LLMs are set up to output tokens. Not to not output tokens.
So instead of "don't return anything" have the lack of results "return the default value of XYZ" and then just do a text search on the result for that default value (i.e. XYZ) the same way you do the text search for the state names.
Also, system prompts can be very useful. It's basically your opportunity to have the LLM roleplay as X. I wish they'd let the system prompt be passed directly, but it's still better than nothing.
If you pass in a whole list of states, you're kind of making the vectors for every state light up. If you just say "state" and the text you passed in has an explicit state, than fewer vectors specific to what you're searching for light up. So when it performs the soft max, the correct state is more likely to be selected.
Along the same lines I think his /n vs comma comparison probably comes down to tokenization differences.
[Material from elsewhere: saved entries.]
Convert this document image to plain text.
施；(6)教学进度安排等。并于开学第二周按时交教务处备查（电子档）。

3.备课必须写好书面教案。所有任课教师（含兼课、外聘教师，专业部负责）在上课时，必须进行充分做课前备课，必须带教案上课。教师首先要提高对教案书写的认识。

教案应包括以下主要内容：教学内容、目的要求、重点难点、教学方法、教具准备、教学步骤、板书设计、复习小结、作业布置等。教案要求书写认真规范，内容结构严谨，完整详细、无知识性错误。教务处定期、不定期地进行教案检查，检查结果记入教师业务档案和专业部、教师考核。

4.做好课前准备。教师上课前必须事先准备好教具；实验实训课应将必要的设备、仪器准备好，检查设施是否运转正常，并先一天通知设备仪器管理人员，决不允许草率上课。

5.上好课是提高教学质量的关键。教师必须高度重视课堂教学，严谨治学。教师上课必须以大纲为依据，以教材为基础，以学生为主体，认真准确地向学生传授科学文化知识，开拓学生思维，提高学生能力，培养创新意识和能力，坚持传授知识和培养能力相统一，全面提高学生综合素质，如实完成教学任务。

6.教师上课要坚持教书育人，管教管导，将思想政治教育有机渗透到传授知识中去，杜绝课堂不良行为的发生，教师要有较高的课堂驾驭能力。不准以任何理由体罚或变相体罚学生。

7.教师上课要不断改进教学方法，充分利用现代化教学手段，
The take on RAG feels application specific. For our use-case where having details of the past rendered up the ability to generate loose connections is actually a feature. Things like this are what I find excites me most about LLMs, having a way to proxy subjective similarities the way we do when we remember things is one of the benefits of the technology that didn’t really exist before that opens up a new kind of product opportunity.
Changing the prompt didn't help, but moving to GPT-4 did help a bit.
I just don't agree with the Claude assessment. In my experience, Claude 3 Opus is vastly superior to GPT-4. Maybe the author was comparing with Claude 2? (And I've never tested Gemini)
> While we were investigating, we noticed that another field, name, was consistently returning the full name of the state…the correct state – even though we hadn’t explicitly asked it to do that.
> So we switched to a simple string search on the name to find the state, and it’s been working beautifully ever since.
So, using ChatGPT helped uncover the correct schema, right?
> It’s the subtle things mostly, like intuiting intention.
this makes me wonder - what if the author "trained" himself onto chatgpt's "dialect"? How do we even detect that in ourselves?
and are we about to have "preferred_LLM wars" like we had "programming language wars" for the last 2 decades?
Why not really compare the two options, author? I would love to see the results!
I have an ignore command so that it will wait when the user isn't finished speaking. Which it generally judges okay, unless it has 'null' in there.
The nice thing is that I have found most of the problems with the LLM response were just indications that I hadn't finished debugging my program because I had something missing or weird in the prompt I gave it.
Using a multi-billion tokens like GPT-4 for such a trivial classification task[1] is an insane overkill. And in an era where ChatGPT exists, and can in fact give you what you need to build a simpler classifier for the task, it shows how narrow minded most people are when AI is involved.
[1] to clarify, it's either trivial or impossible to do reliably depending on how fucked-up your input is
Langchain is the perfect example of premature abstraction. We started out thinking we had to use it because the internet said so. Instead, millions of tokens later, and probably 3-4 very diverse LLM features in production, and our openai_service file still has only one, 40-line function in it:
def extract_json(prompt, variable_length_input, number_retries)
The only API we use is chat. We always extract json. We don’t need JSON mode, or function calling, or assistants (though we do all that). Heck, we don’t even use system prompts (maybe we should…). When a gpt-4-turbo was released, we updated one string in the codebase.
This is the beauty of a powerful generalized model – less is more."
Well said!
Why? The null stuff would not be a problem if you did and if you're only dealing with JSON anyway I don't see why you wouldn't.